Carsten Meywirth, der Leiter der Abteilung „Cybercrime“ im deutschen Bundeskriminalamt, über aktuelle und künftige Herausforderungen im Kampf gegen Cybercrime.

Wie hat sich Cybercrime in den letzten Jahren entwickelt?
Die Anzahl der Cybercrime-Angriffe steigt, speziell im Bereich DDoS und Ransomware. Kriminelle Delikte verlagern sich immer stärker von der analogen in die digitale Welt. Wir unterscheiden bei Cybercrime grundsätzlich zwei Bereiche: Computerkriminalität im engeren und weiteren Sinn. Letztere umfasst Straftaten, bei denen die Täter das Internet als Tatmittel nutzen – sprich: Verbrechen mit internetverbundenen Strukturen durchführen. Davon zu unterscheiden sind Cybercrime-Delikte im engeren Sinn, die sich beispielsweise mit DDoS- und Ransomware-Attacken direkt gegen Netzwerke und Daten richten.
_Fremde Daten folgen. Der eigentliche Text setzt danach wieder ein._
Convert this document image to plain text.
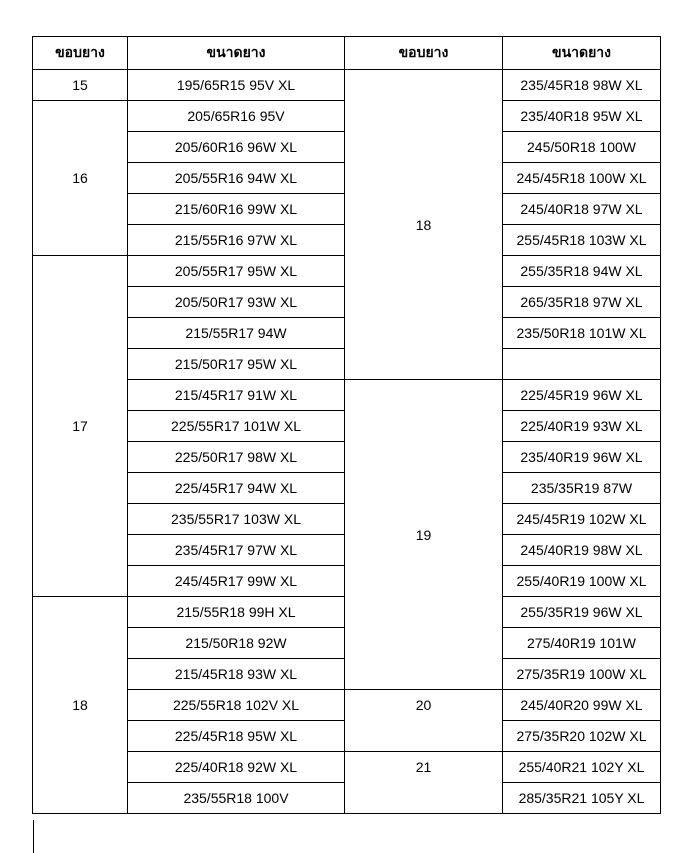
ขอบยาง	ขนาดยาง	ขอบยาง	ขนาดยาง
15	195/65R15 95V XL	18	235/45R18 98W XL
16	205/65R16 95V		235/40R18 95W XL
	205/60R16 96W XL		245/50R18 100W
	205/55R16 94W XL		245/45R18 100W XL
	215/60R16 99W XL		245/40R18 97W XL
	215/55R16 97W XL		255/45R18 103W XL
17	205/55R17 95W XL		255/35R18 94W XL
	205/50R17 93W XL		265/35R18 97W XL
	215/55R17 94W		235/50R18 101W XL
	215/50R17 95W XL		
	215/45R17 91W XL	19	225/45R19 96W XL
	225/55R17 101W XL		225/40R19 93W XL
	225/50R17 98W XL		235/40R19 96W XL
	225/45R17 94W XL		235/35R19 87W
	235/55R17 103W XL		245/45R19 102W XL
	235/45R17 97W XL		245/40R19 98W XL
	245/45R17 99W XL		255/40R19 100W XL
18	215/55R18 99H XL		255/35R19 96W XL
	215/50R18 92W		275/40R19 101W
	215/45R18 93W XL		275/35R19 100W XL
	225/55R18 102V XL	20	245/40R20 99W XL
	225/45R18 95W XL		275/35R20 102W XL
	225/40R18 92W XL	21	255/40R21 102Y XL
	235/55R18 100V		285/35R21 105Y XL
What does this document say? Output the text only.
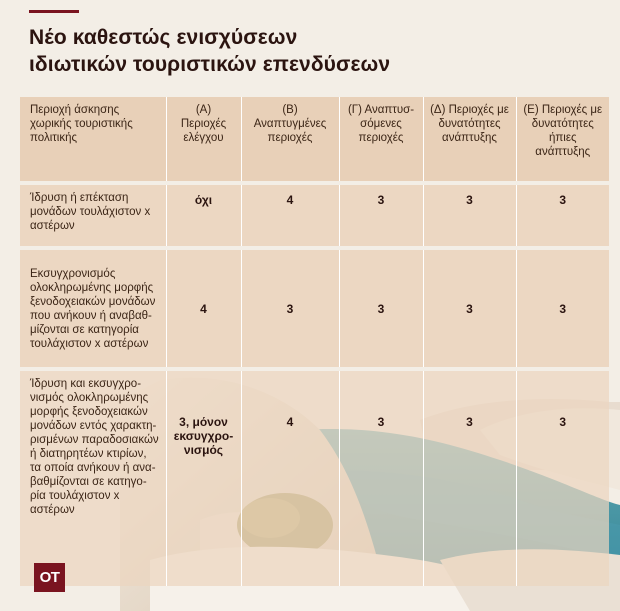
Νέο καθεστώς ενισχύσεων
ιδιωτικών τουριστικών επενδύσεων
Περιοχή άσκησης χωρικής τουριστικής πολιτικής	(Α) Περιοχές ελέγχου	(Β) Αναπτυγμένες περιοχές	(Γ) Αναπτυσ-σόμενες περιοχές	(Δ) Περιοχές με δυνατότητες ανάπτυξης	(Ε) Περιοχές με δυνατότητες ήπιες ανάπτυξης

Ίδρυση ή επέκταση μονάδων τουλάχιστον x αστέρων	όχι	4	3	3	3

Εκσυγχρονισμός ολοκληρωμένης μορφής ξενοδοχειακών μονάδων που ανήκουν ή αναβαθ-μίζονται σε κατηγορία τουλάχιστον x αστέρων	4	3	3	3	3

Ίδρυση και εκσυγχρο-νισμός ολοκληρωμένης μορφής ξενοδοχειακών μονάδων εντός χαρακτη-ρισμένων παραδοσιακών ή διατηρητέων κτιρίων, τα οποία ανήκουν ή ανα-βαθμίζονται σε κατηγο-ρία τουλάχιστον x αστέρων	3, μόνον εκσυγχρο-νισμός	4	3	3	3
ΟΤ
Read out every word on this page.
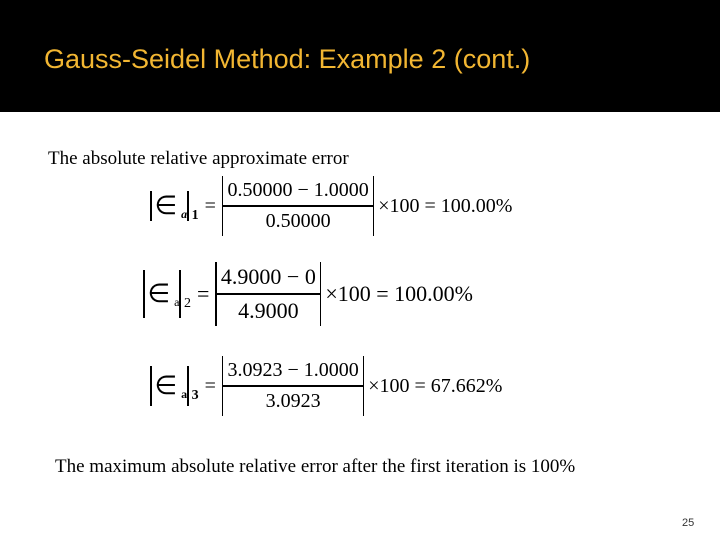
Gauss-Seidel Method: Example 2 (cont.)
The absolute relative approximate error
∈ a $1 = \frac{0.50000 - 1.0000}{0.50000} \times 100 = 100.00\%$
∈ a $2 = \frac{4.9000 - 0}{4.9000} \times 100 = 100.00\%$
∈ a $3 = \frac{3.0923 - 1.0000}{3.0923} \times 100 = 67.662\%$
The maximum absolute relative error after the first iteration is 100%
25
Darauf liegt auch der Ermittlungsfokus meiner Abteilung. Die einzige Durchbrechung ist, dass wir auch gegen Betreiber und Administratoren illegaler Marktplätze im Internet und im Darknet ermitteln. Originär beschäftigt sich die Abteilung Cybercrime des Bundeskriminalamts in Deutschland mit Cyber-Angriffen auf kritische Infrastruktur sowie Bundesbehörden und deren Einrichtungen – und deren Zahl nimmt zu.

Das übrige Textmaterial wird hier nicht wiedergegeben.